Without doubt we are living, and have to live out our faith, in a time of enormous cultural change occurring with a rapidity seldom if ever matched in all recorded history. How should we react?

We must resist the tendency to an extreme individuality. Let me explain. This cultural change in our societies is addressed in scripture. The biblical record is neither completely for a corporatist culture (corporate means we all live in a tightly structured community) in which we lose our own identity in that of the group, nor is it completely for the sort of extreme individualism that is creeping through so many societies today. Right back as early as Genesis 2 we read that a man is to leave his father and mother and be united to his wife, and they become one flesh. They are to form what we call a nuclear family, not a vast extended family with grandmother ruling over daughter-in-law. This is an individualistic teaching. Many cultures break this rule.

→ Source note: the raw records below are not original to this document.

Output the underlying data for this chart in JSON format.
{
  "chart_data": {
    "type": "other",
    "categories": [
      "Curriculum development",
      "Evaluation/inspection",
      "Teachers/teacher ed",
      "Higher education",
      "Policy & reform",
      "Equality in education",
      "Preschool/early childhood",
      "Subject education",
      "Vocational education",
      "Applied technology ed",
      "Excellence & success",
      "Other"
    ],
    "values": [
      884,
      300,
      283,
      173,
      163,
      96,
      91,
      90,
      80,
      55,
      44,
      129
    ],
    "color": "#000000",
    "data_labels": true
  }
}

On the other hand the 5th commandment says, ““Honor your father and your mother, as the Lord your God has commanded you, so that you may live long and that it may go well with you in the land the Lord your God is giving you”. That is a corporatist and anti-individualistic teaching. There is a subtle balance required there.

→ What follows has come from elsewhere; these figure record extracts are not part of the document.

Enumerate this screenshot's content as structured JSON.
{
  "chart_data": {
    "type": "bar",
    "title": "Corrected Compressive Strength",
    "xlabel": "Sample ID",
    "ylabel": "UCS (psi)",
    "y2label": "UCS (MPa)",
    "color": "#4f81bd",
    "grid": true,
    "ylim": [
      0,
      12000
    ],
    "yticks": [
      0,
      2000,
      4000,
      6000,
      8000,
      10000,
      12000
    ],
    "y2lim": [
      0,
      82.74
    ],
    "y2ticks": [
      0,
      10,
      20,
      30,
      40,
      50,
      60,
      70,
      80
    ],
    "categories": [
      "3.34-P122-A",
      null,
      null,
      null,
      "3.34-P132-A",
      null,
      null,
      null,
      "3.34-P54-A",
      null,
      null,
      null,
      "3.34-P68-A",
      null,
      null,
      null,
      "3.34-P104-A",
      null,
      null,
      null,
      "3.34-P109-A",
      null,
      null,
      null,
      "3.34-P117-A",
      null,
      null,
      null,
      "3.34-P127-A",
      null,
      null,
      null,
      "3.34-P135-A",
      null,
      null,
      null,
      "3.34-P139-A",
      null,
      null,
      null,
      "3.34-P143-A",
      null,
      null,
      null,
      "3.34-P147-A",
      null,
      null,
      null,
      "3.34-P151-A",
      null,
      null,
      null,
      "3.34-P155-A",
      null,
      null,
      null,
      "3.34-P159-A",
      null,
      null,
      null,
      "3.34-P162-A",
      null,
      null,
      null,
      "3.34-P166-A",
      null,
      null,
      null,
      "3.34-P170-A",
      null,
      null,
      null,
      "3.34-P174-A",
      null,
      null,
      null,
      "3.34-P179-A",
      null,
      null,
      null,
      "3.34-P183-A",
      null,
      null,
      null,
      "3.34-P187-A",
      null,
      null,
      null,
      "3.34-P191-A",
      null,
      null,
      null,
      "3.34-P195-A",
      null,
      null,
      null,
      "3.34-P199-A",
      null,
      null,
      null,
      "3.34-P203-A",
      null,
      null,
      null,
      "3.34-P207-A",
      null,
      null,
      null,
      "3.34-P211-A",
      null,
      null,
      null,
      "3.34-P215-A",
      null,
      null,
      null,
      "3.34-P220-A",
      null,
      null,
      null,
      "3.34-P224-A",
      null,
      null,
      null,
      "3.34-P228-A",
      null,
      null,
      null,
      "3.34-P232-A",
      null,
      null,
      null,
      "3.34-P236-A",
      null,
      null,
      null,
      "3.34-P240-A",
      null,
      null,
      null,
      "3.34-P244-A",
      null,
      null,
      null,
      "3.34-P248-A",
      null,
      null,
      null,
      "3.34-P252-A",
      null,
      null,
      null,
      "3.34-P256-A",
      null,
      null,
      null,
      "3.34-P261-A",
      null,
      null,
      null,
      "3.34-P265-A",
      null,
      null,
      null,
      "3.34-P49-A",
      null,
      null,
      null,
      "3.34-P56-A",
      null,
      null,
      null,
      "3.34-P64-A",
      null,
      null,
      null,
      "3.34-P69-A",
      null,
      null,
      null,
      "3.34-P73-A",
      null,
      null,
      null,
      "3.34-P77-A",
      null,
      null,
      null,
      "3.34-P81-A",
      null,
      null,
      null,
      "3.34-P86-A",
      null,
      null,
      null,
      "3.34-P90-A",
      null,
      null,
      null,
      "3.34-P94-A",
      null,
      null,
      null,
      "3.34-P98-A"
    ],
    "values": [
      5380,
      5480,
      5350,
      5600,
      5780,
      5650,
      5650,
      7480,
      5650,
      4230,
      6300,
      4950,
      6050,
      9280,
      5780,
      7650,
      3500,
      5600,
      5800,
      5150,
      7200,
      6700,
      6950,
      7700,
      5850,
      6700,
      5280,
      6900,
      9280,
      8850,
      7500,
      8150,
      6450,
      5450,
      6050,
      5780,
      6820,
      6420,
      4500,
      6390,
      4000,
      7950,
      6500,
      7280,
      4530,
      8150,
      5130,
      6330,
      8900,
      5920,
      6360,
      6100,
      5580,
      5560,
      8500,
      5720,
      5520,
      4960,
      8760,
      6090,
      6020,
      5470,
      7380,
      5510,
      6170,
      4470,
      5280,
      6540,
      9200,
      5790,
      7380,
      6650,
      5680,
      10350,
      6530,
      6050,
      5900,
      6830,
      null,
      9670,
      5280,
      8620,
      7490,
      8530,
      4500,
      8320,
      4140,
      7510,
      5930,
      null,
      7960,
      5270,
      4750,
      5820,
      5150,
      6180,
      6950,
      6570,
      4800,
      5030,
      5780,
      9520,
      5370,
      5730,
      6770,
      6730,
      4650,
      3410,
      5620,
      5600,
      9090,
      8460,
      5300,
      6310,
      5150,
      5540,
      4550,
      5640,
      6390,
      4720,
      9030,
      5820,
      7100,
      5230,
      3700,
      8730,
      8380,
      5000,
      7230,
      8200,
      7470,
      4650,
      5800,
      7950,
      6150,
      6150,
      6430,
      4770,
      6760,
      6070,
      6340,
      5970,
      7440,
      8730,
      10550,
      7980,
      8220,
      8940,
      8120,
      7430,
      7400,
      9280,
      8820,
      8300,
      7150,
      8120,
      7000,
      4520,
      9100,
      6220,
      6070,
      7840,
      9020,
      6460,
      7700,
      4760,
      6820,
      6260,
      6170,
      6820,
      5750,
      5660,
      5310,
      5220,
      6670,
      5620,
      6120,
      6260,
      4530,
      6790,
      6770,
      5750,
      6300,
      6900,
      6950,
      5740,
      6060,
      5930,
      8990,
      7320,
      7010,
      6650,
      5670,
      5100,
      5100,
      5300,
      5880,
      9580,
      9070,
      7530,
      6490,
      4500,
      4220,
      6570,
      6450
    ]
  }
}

The New Testament is similarly balanced. On the one hand we read that Jesus “saw James son of Zebedee and his brother John working in a boat. Without delay he called them, and they left their father Zebedee in the boat with the hired men and followed him.” Zebedee was very probably not best pleased if his 2 sons took this decision without consulting him as they appear to have done. But as Jesus hung on the Cross when he “saw his mother there, and the disciple whom he loved standing nearby, he said to her, “Woman, here is your son,” and to the disciple, “Here is your mother.” From that time on, this disciple took her into his home.” This is again a careful balance between when the demands of the Kingdom of God are more important than family concerns and when family must come first. Throughout the New Testament letters it is very clear that the new Christians were strongly encouraged to think about each other, support each other, pray for each other and care for each other. We are clearly to be individuals in community.

We are not to be covenant breakers. The idea of God as a covenant-keeping God goes right back to the early chapters of Genesis. God made a covenant with Noah that he would never again cause a great flood “to destroy all life”. He also made a covenant with Abraham, renewed it with is descendants, and later through Moses with the people of Israel. Each of these covenants was an unbreakable promise – unbroken by God although sometimes disastrously broken by the humans involved. Hosea says, “An eagle is over the house of the Lord because the people have broken my covenant and rebelled against my law.” The eagle was a carrion eating bird looking for dead meat! That refers to the Old Testament situation but it applies to us. If we seek to follow a covenant-keeping God we too have to be covenant keepers. That particularly applies in the matter of marriage.

Whatever our culture says about our rights as individuals to do more or less what we want, provided we do not hurt other people, we need to hold to the Biblical principle of the importance of every person, that we should only speak the truth to them and that we are to care very specially for the household of faith.

That is what the New Testament means when it talks about love.